In 2013, he estimated it would save about $1.8 million. But he said to the Tampa Bay Times then that the impasse was because Duke Energy didn’t want to split the savings: "The problem is they just don’t want to do it." A company spokeswoman said then that the two sides were still negotiating.
The projected savings have dropped substantially since then. The new lights are now expected to save the city about $240,000 a year.
"One of the challenges in this is that the capital costs is all theirs, even though in the long run the costs are less," Nurse said. "They also generate less from power sales. So there’s not great motivation for power companies to do this."
But the bulbs use about half the power of the old ones and last longer, reducing the maintenance costs for Duke Energy.
"I’m really excited about this project that we’re going to be replacing the street lights with these new, bright, clean, efficient LED lights that are going to make our city just as beautiful at night as it is when the sun is shining in the day," Duke Energy Florida president Harry Sideris said.
The push to convert to LED street lighting is nearly a decade along. Los Angeles started it in 2009 and other U.S. cities soon followed. In 2013, Orlando started a $5 million effort to convert 14,000 neighborhood street lights. In 2014, Duke Energy started replacing all of Clearwater’s 11,290 incandescent lights.

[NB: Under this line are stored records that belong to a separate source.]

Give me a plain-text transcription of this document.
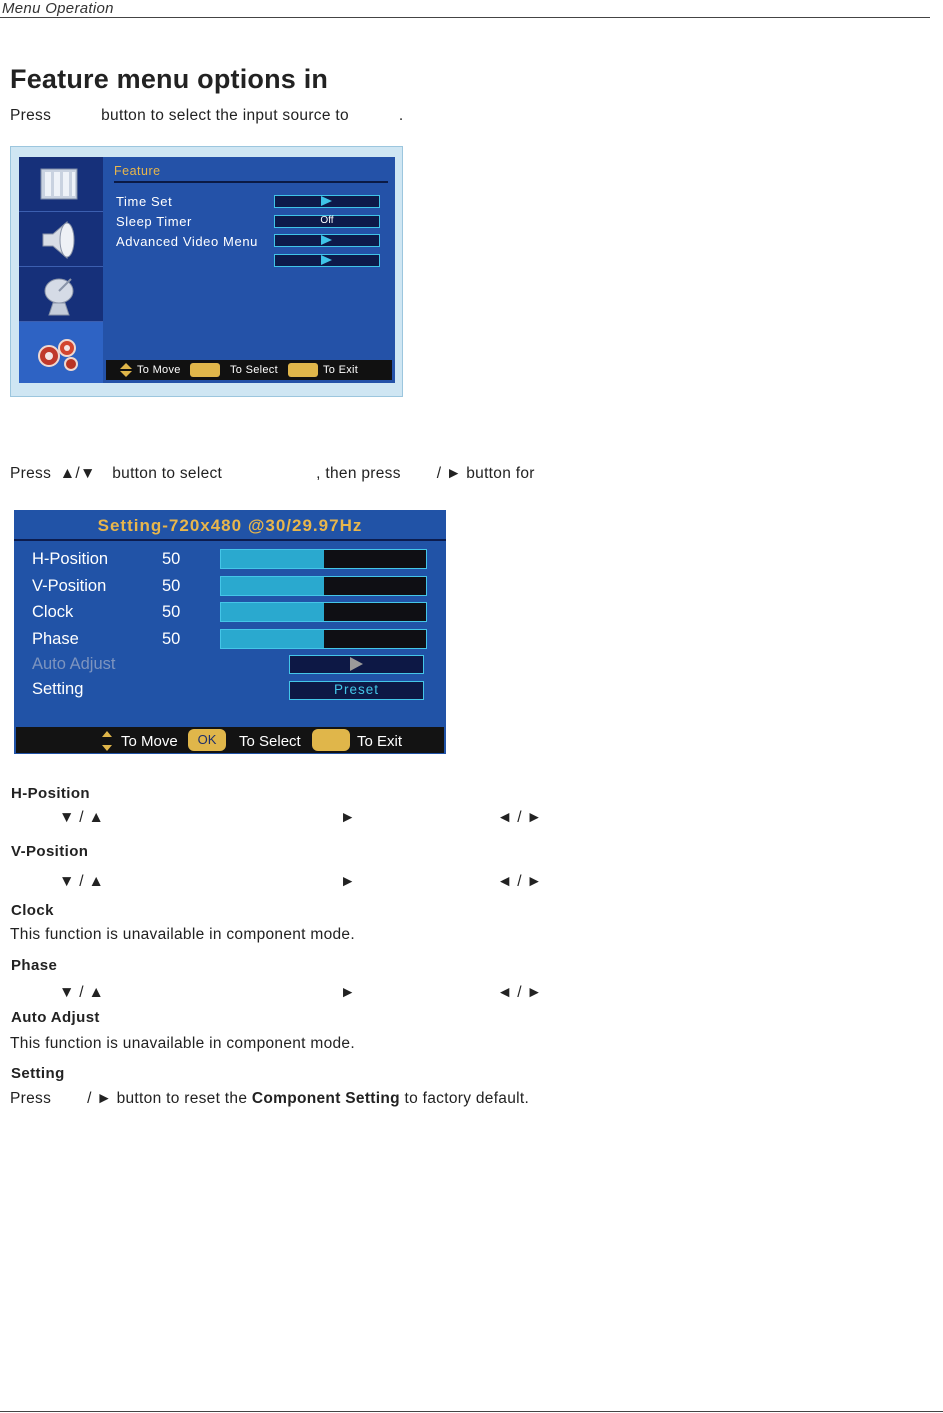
Menu Operation
Feature menu options in
Press	button to select the input source to	.
Feature
Time Set
Sleep Timer	Off
Advanced Video Menu
To Move	To Select	To Exit
Press ▲/▼ button to select	, then press / ► button for
Setting-720x480 @30/29.97Hz
H-Position	50
V-Position	50
Clock	50
Phase	50
Auto Adjust
Setting	Preset
To Move	OK	To Select	To Exit
H-Position
▼ / ▲	►	◄ / ►
V-Position
▼ / ▲	►	◄ / ►
Clock
This function is unavailable in component mode.
Phase
▼ / ▲	►	◄ / ►
Auto Adjust
This function is unavailable in component mode.
Setting
Press / ► button to reset the Component Setting to factory default.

Yet even as the two sides celebrated their new deal Thursday, there was still some disagreement. Sideris said the city would be getting all of the savings. Nurse said the two sides were splitting it: "We’d be happy to take all the savings, but a quarter million a year, that helps."
The important thing, mayoral spokesman Ben Kirby said, is that both the city and utility will benefit in the future.
"We’re excited about it," he said, calling it "one of those rare win-wins."